Retour en force de la consommation

Les analystes n’ont d’yeux que pour le consommateur. Toute cette épargne accumulée durant la pandémie se voudrait le point d’ancrage servant de base à la relance.

La reprise attendue en 2021 demeurera tributaire des aléas de la pandémie et de l’efficacité de l’opération de vaccination, ce qui laisse présager un départ lent, voire erratique, en début d’année. Mais à voir comment les achats en biens durables ou semi-durables et la ruée vers l’immobilier résidentiel ont alimenté la relance post-confinement, la consommation imposera le rythme en 2021 au fur et à mesure que l’incertitude se dissipera, prédit-on.

DBRS, Oxford Economics, Banque Royale, Banque de Montréal… Tous ciblent cette épargne additionnelle accumulée durant la crise sanitaire. Il y en aurait pour 120 milliards au Canada selon Oxford, pour 150 milliards ou près de 7 % du PIB canadien, dit la BMO. « Les Canadiens disposent de liquidités importantes. Selon nos calculs, les soldes d’épargne des ménages ont augmenté de 160 milliards de dollars au total au cours des trois derniers trimestres, comparativement aux niveaux d’avant la pandémie », soulignent les économistes de la Royale.

Un accroissement de l’épargne qui se concentre chez les revenus moyens à élevés, en raison du télétravail et de la pondération plus grande des services dans leurs habitudes d’achat, mais qui déborde aux plus faibles revenus, sous l’action des programmes d’aide gouvernementaux.

Taux d’épargne record

Afin d’illustrer l’ampleur de cette aide, la Banque de Montréal indique que le confinement printanier a entraîné une baisse de 7 % de la rémunération des travailleurs entre les deuxièmes trimestres de 2019 et 2020, ce qui n’a pas empêché une hausse du revenu disponible des ménages sous le coup d’une progression de quelque 70 % des transferts gouvernementaux.
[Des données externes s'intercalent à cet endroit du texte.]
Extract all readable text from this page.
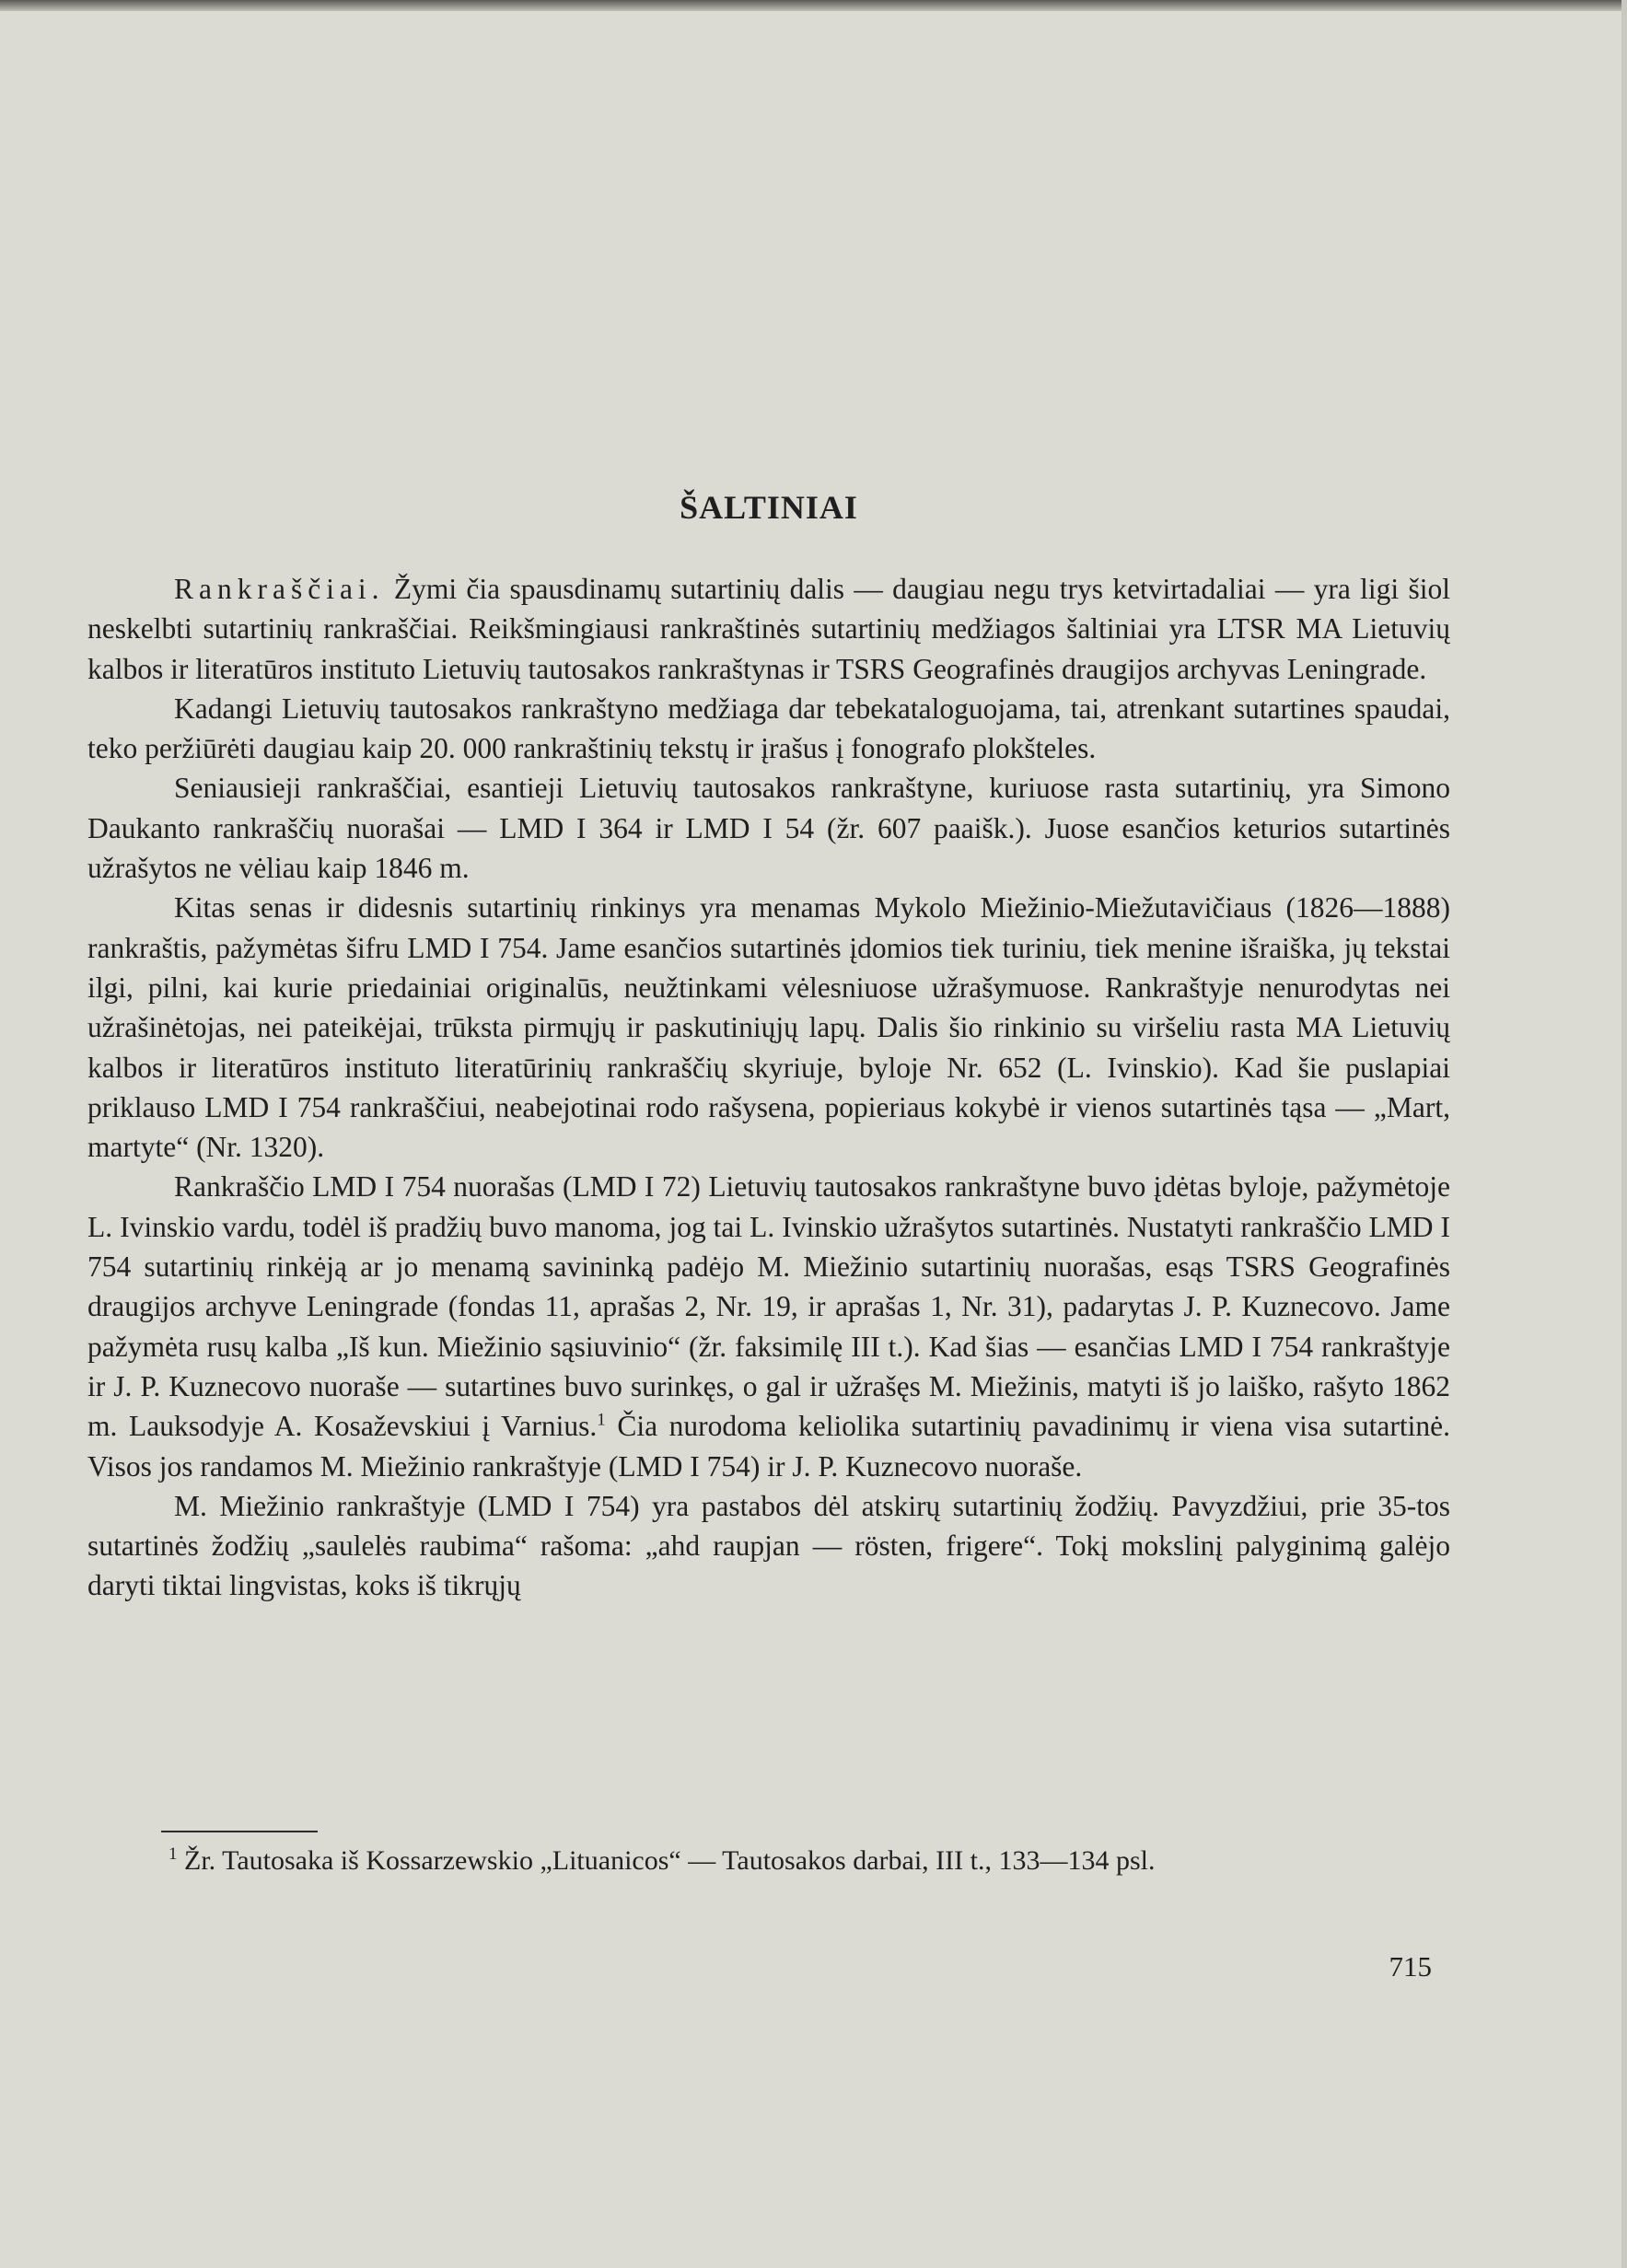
ŠALTINIAI

Rankraščiai. Žymi čia spausdinamų sutartinių dalis — daugiau negu trys ketvirtadaliai — yra ligi šiol neskelbti sutartinių rankraščiai. Reikšmingiausi rankraštinės sutartinių medžiagos šaltiniai yra LTSR MA Lietuvių kalbos ir literatūros instituto Lietuvių tautosakos rankraštynas ir TSRS Geografinės draugijos archyvas Leningrade.

Kadangi Lietuvių tautosakos rankraštyno medžiaga dar tebekataloguojama, tai, atrenkant sutartines spaudai, teko peržiūrėti daugiau kaip 20. 000 rankraštinių tekstų ir įrašus į fonografo plokšteles.

Seniausieji rankraščiai, esantieji Lietuvių tautosakos rankraštyne, kuriuose rasta sutartinių, yra Simono Daukanto rankraščių nuorašai — LMD I 364 ir LMD I 54 (žr. 607 paaišk.). Juose esančios keturios sutartinės užrašytos ne vėliau kaip 1846 m.

Kitas senas ir didesnis sutartinių rinkinys yra menamas Mykolo Miežinio-Miežutavičiaus (1826—1888) rankraštis, pažymėtas šifru LMD I 754. Jame esančios sutartinės įdomios tiek turiniu, tiek menine išraiška, jų tekstai ilgi, pilni, kai kurie priedainiai originalūs, neužtinkami vėlesniuose užrašymuose. Rankraštyje nenurodytas nei užrašinėtojas, nei pateikėjai, trūksta pirmųjų ir paskutiniųjų lapų. Dalis šio rinkinio su viršeliu rasta MA Lietuvių kalbos ir literatūros instituto literatūrinių rankraščių skyriuje, byloje Nr. 652 (L. Ivinskio). Kad šie puslapiai priklauso LMD I 754 rankraščiui, neabejotinai rodo rašysena, popieriaus kokybė ir vienos sutartinės tąsa — „Mart, martyte“ (Nr. 1320).

Rankraščio LMD I 754 nuorašas (LMD I 72) Lietuvių tautosakos rankraštyne buvo įdėtas byloje, pažymėtoje L. Ivinskio vardu, todėl iš pradžių buvo manoma, jog tai L. Ivinskio užrašytos sutartinės. Nustatyti rankraščio LMD I 754 sutartinių rinkėją ar jo menamą savininką padėjo M. Miežinio sutartinių nuorašas, esąs TSRS Geografinės draugijos archyve Leningrade (fondas 11, aprašas 2, Nr. 19, ir aprašas 1, Nr. 31), padarytas J. P. Kuznecovo. Jame pažymėta rusų kalba „Iš kun. Miežinio sąsiuvinio“ (žr. faksimilę III t.). Kad šias — esančias LMD I 754 rankraštyje ir J. P. Kuznecovo nuoraše — sutartines buvo surinkęs, o gal ir užrašęs M. Miežinis, matyti iš jo laiško, rašyto 1862 m. Lauksodyje A. Kosaževskiui į Varnius.$^1$ Čia nurodoma keliolika sutartinių pavadinimų ir viena visa sutartinė. Visos jos randamos M. Miežinio rankraštyje (LMD I 754) ir J. P. Kuznecovo nuoraše.

M. Miežinio rankraštyje (LMD I 754) yra pastabos dėl atskirų sutartinių žodžių. Pavyzdžiui, prie 35-tos sutartinės žodžių „saulelės raubima“ rašoma: „ahd raupjan — rösten, frigere“. Tokį mokslinį palyginimą galėjo daryti tiktai lingvistas, koks iš tikrųjų

$^1$ Žr. Tautosaka iš Kossarzewskio „Lituanicos“ — Tautosakos darbai, III t., 133—134 psl.
715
Ces transferts demeurent en hausse de 37 % depuis la fin de 2019, alors que le recul du revenu des travailleurs se situe maintenant autour de 2 %.

Pas étonnant que le fameux taux d’épargne ait atteint un record de 27,5 % au deuxième trimestre contre un taux de 2 % à la fin de 2019, pour revenir à 14,6 % au troisième trimestre. Il devrait se situer sous les 5 % à la fin de 2021. Dans l’intervalle, les dépenses de consommation auront bondi de 7 %, après une contraction de 6 % cette année, selon la BMO. Un saut qui devrait avantager le segment des services, durement touché par la crise sanitaire.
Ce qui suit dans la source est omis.